“Evaluation, Reliability, and Validity: How Credible are Your Diversity Initiative Assessments of Progress and Results?”

Performance MeasurementEvaluation is a task that every Diversity Practitioner will face at one time or another. No matter what your role such as Trainer, Consultant, Chief Diversity Officer (CDO), Council Member, ERG/BRG Leader, etc., conducting an evaluation to assess key aspects of your Diversity and Inclusion initiatives is inevitable.

Two Definitions of Evaluation

People do not always agree on one definition of evaluation. Following are statements that reflect two different definitions:

  • “Evaluation is the systematic process of collecting and analyzing data in order to determine whether and to what degree objectives have been or are being achieved.”
  • “Evaluation is the systematic process of collecting and analyzing data in order to make a decision.”

Notice that the first ten words in each of the definitions are the same. However, the reasons-the “Why!”-for collecting and analyzing the data reflect a notable difference in the philosophies behind each definition. The first reflects a philosophy that as an evaluator, you are interested in knowing only if something worked, if it was effective in doing what it was supposed to do. The second statement reflects the philosophy that evaluation makes claims on the value of something in relation to the overall operation of a Diversity intervention, project, or event. Many experts agree that an evaluation should not only assess program results but also identify ways to improve the program being evaluated. A Diversity program or initiative may be effective but of limited value to the client or sponsor. You can imagine, however, using an evaluation to make a decision (the second definition) even if a program has reached its objectives (the first definition).

For some, endorsing Diversity Evaluation is a lot like endorsing regular visits to the dentist. People are quick to endorse both activities, but when it comes to doing either one, many Diversity Practitioners are very uncomfortable.

Evaluation: An Essential Element of Success

Evaluation is an absolutely essential ingredient when you are attempting to close performance gaps or improve performance. It is the only way to determine the connections between performance gaps, improvement programs, and cost-effectiveness. Evaluation is one of the most cost-effective activities in diversity performance improvement, because it is the one activity that, if applied correctly, can ensure success. It is often resisted, however, because of the fear that it could document failure. Evaluation is the process that helps us make decisions about the value of all the activities we have been engaged in and whether they are a worthwhile investment for the organization. Without systematic evaluation we are left with “wishful thinking” or self-service impressions that are often wrong and sometimes dangerous.

All evaluation studies must satisfy two criteria: reliability and validity. Establishing these criteria up front will help you communicate your expectations to the C-Suite and any vendors who deliver programs and assist in your Diversity initiatives. Reliability, the simpler of the two, requires all evaluation methods give the same results each time we measure. This protects you against measures that change constantly and produce different results every time they are used, because of the measuring instrument. Reliability is relatively easy to achieve, yet its importance is often overlooked. To overcome this you must utilize specific Diversity science procedures and instruments for measuring the aspects of Diversity performance and goal achievement that are reflected in the initiative’s objectives, strategies and the organization’s performance gaps. Next, you have to standardize these procedures such that they measure in the same way every time. These activities can be perfectly compatible with the way correctly designed Diversity initiatives are structured and administered.
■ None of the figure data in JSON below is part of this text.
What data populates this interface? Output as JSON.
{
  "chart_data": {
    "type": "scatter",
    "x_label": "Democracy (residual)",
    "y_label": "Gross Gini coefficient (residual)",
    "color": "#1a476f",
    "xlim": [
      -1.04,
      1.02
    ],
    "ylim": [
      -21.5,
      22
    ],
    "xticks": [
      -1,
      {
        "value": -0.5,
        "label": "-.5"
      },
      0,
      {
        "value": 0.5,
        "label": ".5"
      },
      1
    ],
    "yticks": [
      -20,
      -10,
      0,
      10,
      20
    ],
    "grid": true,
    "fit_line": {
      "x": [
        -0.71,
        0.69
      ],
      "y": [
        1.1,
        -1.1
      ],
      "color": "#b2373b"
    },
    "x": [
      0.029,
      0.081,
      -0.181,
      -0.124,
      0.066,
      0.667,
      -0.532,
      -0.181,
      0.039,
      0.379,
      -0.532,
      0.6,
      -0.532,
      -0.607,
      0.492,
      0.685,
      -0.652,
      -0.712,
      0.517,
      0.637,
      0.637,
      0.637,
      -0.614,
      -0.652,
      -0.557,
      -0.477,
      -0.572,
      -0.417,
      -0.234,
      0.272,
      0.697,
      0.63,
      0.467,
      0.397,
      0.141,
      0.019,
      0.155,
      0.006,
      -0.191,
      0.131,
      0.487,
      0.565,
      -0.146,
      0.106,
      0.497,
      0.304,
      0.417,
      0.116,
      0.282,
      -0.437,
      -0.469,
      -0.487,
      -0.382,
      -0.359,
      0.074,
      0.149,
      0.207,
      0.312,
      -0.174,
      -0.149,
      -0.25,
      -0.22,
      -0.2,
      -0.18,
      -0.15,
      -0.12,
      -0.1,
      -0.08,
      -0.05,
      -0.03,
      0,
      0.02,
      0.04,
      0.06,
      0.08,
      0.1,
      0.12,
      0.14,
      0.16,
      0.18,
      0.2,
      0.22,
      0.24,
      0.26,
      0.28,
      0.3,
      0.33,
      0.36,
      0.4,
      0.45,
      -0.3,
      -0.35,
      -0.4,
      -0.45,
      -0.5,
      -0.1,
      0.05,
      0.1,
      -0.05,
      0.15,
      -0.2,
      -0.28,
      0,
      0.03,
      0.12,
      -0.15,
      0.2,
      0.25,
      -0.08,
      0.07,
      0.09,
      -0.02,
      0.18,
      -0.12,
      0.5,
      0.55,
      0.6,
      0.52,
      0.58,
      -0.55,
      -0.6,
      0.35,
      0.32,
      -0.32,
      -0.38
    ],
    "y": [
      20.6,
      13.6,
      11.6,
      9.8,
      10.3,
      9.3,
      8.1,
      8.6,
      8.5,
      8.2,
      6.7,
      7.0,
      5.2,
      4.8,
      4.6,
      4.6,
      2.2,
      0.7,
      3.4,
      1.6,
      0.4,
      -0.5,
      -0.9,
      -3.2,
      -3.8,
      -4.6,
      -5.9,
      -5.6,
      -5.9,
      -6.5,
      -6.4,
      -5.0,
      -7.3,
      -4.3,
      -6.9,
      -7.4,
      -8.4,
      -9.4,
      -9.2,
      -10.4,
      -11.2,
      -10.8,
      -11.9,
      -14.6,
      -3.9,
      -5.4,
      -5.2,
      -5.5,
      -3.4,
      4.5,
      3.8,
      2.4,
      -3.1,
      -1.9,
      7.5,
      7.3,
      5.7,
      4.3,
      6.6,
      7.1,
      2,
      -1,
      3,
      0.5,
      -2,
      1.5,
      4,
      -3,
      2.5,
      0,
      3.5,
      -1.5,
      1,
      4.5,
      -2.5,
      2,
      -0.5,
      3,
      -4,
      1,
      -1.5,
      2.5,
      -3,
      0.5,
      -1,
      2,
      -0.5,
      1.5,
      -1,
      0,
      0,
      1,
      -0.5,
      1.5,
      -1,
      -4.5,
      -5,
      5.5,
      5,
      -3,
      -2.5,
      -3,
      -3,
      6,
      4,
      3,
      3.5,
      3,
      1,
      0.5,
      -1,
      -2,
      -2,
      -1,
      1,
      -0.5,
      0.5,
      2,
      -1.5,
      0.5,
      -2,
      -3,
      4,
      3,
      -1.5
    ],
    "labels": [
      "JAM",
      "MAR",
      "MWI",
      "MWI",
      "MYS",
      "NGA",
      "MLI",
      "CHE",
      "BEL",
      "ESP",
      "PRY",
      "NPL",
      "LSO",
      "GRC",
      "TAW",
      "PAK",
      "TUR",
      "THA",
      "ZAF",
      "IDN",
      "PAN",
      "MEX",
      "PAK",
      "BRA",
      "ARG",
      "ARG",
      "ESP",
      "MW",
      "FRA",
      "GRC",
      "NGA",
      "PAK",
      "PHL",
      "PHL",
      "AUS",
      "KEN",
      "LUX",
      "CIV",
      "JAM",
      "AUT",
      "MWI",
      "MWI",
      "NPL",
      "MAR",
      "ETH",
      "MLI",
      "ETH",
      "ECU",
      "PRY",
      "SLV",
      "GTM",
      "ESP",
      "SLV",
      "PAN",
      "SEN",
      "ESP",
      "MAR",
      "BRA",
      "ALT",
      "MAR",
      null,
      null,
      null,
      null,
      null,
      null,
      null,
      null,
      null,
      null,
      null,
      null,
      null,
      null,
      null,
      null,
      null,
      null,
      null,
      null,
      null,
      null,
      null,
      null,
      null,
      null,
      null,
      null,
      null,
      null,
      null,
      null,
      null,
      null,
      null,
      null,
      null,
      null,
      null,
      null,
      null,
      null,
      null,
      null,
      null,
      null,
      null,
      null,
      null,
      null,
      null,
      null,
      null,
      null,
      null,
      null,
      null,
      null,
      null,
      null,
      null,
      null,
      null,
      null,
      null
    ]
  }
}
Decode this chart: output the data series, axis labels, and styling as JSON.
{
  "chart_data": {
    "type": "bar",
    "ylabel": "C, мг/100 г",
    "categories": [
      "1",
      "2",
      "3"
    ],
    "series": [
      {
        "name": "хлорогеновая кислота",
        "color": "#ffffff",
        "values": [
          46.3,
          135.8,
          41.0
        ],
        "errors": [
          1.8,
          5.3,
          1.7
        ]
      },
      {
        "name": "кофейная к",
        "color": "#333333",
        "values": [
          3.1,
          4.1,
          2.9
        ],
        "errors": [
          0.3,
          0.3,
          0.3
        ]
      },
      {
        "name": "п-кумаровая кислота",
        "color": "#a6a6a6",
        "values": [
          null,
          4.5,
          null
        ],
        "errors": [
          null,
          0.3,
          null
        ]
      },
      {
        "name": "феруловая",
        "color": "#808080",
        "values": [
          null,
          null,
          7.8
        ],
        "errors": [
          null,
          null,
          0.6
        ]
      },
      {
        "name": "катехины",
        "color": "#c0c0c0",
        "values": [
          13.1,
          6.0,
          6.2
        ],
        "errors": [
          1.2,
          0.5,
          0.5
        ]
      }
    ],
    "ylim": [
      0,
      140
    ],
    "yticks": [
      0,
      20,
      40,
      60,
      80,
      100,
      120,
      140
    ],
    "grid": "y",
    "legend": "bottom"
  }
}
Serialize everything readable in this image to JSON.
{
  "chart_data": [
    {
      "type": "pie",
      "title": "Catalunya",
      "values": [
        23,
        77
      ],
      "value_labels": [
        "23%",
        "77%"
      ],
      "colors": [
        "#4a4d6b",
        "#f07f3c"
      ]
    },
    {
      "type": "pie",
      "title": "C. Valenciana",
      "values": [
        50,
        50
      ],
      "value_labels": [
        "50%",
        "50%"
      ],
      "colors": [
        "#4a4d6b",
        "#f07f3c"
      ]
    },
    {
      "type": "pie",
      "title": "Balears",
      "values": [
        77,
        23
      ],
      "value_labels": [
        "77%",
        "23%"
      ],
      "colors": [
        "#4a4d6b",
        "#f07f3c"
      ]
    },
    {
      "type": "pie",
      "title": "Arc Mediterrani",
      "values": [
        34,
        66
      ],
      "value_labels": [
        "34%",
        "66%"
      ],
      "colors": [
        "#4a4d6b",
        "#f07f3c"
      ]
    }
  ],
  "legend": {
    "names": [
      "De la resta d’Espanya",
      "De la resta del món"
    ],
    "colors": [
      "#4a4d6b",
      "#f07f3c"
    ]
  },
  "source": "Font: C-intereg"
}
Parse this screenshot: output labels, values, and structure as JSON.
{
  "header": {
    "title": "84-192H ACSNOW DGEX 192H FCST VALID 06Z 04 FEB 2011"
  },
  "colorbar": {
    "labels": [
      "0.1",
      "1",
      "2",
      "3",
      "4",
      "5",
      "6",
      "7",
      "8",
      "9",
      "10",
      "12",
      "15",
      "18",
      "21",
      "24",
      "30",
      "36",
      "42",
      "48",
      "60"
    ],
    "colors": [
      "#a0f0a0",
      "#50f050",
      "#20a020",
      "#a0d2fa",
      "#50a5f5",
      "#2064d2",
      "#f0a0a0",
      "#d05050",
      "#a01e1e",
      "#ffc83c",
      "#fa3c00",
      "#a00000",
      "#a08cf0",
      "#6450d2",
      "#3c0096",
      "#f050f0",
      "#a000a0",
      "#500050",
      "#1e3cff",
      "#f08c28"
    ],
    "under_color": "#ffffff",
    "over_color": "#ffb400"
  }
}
The second criterion, validity, requires that all evaluations measure exactly and only what it is supposed to be measuring. This criterion is one of the requirements most often violated in Diversity performance and other assessments. For example, if we attempt to measure the amount of knowledge employees gained in a Diversity Competency Training program using a “Reaction” form that asks them how much they learned, the results will indicate how much employees “think” they learned, not how much they “actually” learned. Reaction forms too often report high amounts of learning when little occurred and vice versa (Clark, 1982). Consequently, training reaction evaluation could be reliable but not valid in these cases, because the actual results were the opposite of what the invalid instrument reliably reported! If the instrument reported the same invalid result each time it was used, it is still reliable—which is why we need both reliability and validity for all evaluation activities.

An example of a valid measurement of learning would be a Diversity competency problem-solving exercise or memory test (provided they represented the knowledge and skills the participants learned during the training. The more you make use of Diversity sciences and research evidence about the event being measured, the better your chances of for validity. Performance evaluation systems such as the Hubbard 7-Level Evaluation Methodology, integrates these approaches in the process.

Conducting a comprehensive Diversity Evaluation is the only true way to know if Diversity and inclusion programs or initiatives are delivering the outcome results expected by key stakeholders. It is essential that Diversity Practitioners master critical Diversity and Inclusion evaluation methods using technologies that are rooted in Diversity ROI® science. Why? Because the perceived value and credibility of what we do to be seen as a true Business Partner and Professional depends on it!